Nabiximols (Sativex®): A THC and CBD Combination Therapy
Nabiximols, marketed as Sativex®, represents a pioneering medication combining THC and CBD, and is approved in numerous European countries for the symptomatic relief of moderate to severe spasticity in adult patients with multiple sclerosis.37 The pharmaceutical industry has been actively pursuing the development of selective CB2 agonists for therapeutic applications in analgesia, inflammation, and cancer. Given that THC acts as an agonist at both CB1 and CB2 receptors, carrying the risk of CNS-mediated side effects, CBD was incorporated into Nabiximols as a CB1 receptor antagonist. This strategic combination is intended to neutralize the adverse CNS effects associated with THC, effectively allowing the product to function more like a selective CB2 receptor agonist.38
Nabiximols is formulated as an oromucosal spray, with each 100 mL spray delivering 2.7 mg of THC and 2.5 mg of CBD. Patients initiating Nabiximols treatment undergo a titration period of approximately 14 days to reach their optimal dose. Clinical trials have indicated an average therapeutic dose of 8 sprays per day, administered in two divided doses.37 The maximum recommended dose is 12 sprays per day in two divided doses, although studies have explored doses up to 48 sprays per day.37 Once the desired daily dose is achieved, patients can distribute individual sprays throughout the day based on their individual tolerance and response. Nabiximols is available in presentations of three 10-mL spray bottles or four 5.5-mL spray bottles, providing total quantities of 30 mL and 22 mL, respectively. These quantities are designed to supply approximately 25 and 18 days of medication at the maximum recommended dosage of 12 sprays per day. Currently, Nabiximols is in phase 3 clinical trials in the United States for the treatment of cancer pain, though regulatory approval for multiple sclerosis spasticity has not yet been sought in the US.
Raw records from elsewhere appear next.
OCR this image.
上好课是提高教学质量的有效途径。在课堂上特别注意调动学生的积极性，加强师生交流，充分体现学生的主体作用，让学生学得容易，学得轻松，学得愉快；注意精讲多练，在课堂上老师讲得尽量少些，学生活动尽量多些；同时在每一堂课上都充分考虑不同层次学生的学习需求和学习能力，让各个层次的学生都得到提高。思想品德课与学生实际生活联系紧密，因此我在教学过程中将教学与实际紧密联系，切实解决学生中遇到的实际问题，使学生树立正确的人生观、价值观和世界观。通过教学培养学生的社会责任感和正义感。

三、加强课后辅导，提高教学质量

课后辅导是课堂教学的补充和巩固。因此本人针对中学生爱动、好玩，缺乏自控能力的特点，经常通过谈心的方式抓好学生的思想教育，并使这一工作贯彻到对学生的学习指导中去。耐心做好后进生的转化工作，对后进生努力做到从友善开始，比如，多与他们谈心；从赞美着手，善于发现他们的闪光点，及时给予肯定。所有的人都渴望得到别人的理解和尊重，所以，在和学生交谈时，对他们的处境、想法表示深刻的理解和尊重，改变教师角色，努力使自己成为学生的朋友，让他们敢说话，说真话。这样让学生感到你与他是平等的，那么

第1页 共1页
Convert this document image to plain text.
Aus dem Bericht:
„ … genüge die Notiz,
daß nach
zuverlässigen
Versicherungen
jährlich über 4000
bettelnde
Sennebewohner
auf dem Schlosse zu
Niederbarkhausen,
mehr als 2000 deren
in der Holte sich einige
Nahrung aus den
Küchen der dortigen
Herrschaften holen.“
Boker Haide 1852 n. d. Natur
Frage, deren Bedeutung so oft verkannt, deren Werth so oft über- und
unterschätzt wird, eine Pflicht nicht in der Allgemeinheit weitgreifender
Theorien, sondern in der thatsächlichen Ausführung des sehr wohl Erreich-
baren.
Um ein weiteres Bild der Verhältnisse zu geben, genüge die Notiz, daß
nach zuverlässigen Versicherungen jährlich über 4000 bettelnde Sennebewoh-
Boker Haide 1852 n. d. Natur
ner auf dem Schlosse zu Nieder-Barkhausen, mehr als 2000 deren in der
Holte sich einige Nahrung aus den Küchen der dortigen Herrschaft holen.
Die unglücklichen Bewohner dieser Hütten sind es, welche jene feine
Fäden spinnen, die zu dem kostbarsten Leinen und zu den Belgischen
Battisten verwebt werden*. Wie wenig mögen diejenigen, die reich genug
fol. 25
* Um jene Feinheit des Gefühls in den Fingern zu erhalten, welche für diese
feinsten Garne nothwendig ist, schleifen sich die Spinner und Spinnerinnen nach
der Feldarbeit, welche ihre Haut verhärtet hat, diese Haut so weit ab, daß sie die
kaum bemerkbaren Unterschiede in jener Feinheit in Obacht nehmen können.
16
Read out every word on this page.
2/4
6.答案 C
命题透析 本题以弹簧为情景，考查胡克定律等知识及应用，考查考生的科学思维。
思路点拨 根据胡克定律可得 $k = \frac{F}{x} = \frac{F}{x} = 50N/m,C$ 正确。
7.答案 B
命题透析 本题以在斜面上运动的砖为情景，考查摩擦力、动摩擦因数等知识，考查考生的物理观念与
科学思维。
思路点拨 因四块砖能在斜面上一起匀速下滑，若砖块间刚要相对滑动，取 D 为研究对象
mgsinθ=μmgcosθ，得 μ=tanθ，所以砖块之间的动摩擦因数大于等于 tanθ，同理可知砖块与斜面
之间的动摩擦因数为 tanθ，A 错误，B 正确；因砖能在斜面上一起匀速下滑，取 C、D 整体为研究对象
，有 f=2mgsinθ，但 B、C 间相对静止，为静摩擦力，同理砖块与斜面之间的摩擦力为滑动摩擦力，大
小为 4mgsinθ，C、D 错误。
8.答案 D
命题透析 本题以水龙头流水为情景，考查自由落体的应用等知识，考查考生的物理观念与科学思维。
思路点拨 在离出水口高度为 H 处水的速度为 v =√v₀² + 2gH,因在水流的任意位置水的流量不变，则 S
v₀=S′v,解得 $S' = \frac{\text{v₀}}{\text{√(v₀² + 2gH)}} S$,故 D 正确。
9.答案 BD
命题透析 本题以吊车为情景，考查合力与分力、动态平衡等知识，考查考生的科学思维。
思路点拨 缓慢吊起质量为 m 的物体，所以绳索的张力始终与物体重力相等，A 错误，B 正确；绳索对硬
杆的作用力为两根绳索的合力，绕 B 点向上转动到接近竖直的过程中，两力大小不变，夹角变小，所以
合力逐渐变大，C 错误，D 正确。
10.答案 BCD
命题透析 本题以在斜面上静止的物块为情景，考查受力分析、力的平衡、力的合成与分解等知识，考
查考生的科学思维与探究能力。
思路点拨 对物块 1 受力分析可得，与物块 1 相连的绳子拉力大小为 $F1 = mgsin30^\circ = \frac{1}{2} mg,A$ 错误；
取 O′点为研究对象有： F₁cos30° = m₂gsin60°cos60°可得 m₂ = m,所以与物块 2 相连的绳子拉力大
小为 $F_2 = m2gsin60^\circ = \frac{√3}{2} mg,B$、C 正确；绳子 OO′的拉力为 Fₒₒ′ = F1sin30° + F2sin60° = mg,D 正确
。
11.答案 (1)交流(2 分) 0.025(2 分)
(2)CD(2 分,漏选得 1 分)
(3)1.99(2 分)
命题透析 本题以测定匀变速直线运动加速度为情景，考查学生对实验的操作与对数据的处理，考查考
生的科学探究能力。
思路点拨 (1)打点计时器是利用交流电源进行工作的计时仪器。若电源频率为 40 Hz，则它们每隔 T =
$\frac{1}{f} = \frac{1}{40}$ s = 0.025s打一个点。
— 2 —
Conclusion: The Therapeutic Potential of Delta 9 THC and CBD
Over the past quarter-century, our understanding of the endocannabinoid system and the roles of phytocannabinoids like delta 9 THC and CBD has significantly advanced. Accumulating evidence suggests that CBD, when co-administered with THC, can effectively mitigate THC-induced psychoactive symptoms through both pharmacodynamic and potentially pharmacokinetic interactions. Importantly, while diminishing the psychoactive effects, CBD appears to preserve the therapeutic potential of THC across various disease states. These findings are driving the development of innovative medications that combine delta 9 THC and CBD to harness their synergistic clinical benefits. Further research into the intricate interplay between these compounds promises to unlock even greater therapeutic applications and optimize the use of cannabis-based medicines.
Footnotes
Disclosures: Dr. Ranganathan has received research support from Insys Therapeutics. The other authors declare no conflicts of interest.